Probability Based Parsing

I've been kicking around the idea of a simple "probability-based parsing" tool that uses simple patterns along with a ranking. This would mostly be for one-off, ad-hoc, or occasional parsing and/or converting. Traditional parsing requires putting together rather exacting rules that take a long time to prepare, tune, and read (if one doesn't do it often enough to make it second-nature).

Probability-based parsing is more "organic". Further, it may be useful in cases where you are only interested in specific features such that you don't want to have to specify rules for everything in order to isolate something specific. One may have to still inspect the results to make sure you "got them all", but it may do the vast majority of the work for you. It's a tool for the niche in-between the cases of "do it all by hand" and "build a perfect parser".

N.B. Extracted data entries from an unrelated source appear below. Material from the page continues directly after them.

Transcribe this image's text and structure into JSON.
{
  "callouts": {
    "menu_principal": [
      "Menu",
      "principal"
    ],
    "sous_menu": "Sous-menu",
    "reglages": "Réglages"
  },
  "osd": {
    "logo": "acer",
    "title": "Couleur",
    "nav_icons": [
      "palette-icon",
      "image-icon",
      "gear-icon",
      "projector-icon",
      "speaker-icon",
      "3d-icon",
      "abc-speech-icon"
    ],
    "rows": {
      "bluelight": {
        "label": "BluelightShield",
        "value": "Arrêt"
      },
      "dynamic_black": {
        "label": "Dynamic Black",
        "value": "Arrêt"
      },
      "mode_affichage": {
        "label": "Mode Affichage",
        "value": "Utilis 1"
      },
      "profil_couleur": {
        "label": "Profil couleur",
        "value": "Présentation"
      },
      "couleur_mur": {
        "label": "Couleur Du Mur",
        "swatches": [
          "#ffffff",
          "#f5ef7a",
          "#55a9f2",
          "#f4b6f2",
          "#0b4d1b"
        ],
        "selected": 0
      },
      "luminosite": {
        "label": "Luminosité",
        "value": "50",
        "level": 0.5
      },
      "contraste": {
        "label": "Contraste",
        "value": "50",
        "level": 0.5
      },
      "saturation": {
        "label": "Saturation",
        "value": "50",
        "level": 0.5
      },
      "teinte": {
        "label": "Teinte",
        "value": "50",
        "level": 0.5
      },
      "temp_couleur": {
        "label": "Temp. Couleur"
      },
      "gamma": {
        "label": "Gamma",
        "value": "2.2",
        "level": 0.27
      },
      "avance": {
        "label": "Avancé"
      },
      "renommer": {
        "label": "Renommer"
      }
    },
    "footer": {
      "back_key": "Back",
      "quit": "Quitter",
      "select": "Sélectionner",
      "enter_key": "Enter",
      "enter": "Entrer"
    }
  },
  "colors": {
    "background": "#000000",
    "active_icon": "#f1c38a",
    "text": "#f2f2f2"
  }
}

First you define basic atoms of the source language, such as "named-token". Existing reg-ex may be good enough for this purpose. Then you define rules that look something like this:

 if-start | if * then | 50
 if-end | end if | 60
 if-end | endif | 70
 func-call-start | <named-token>( | 30
The pattern is:
 pattern name | pattern | probability

Each token is then labelled with the highest probability match, perhaps with a "log" showing the non-winning matching rules to help tune or verify the parsing.

(Asterisk means zero or more tokens. Probabilities are weighted relative to each other.)

Has anybody seen anything like this before?

--top

Lots of work has been done in this area, e.g. with regards to machine learning and natural language processing. What you speak of is actually a weighted logic (cf. http://www.dyna.org/) as opposed to a true probability-based approach. That's probably a good thing; I'd hate to have my code parse differently every time I run it.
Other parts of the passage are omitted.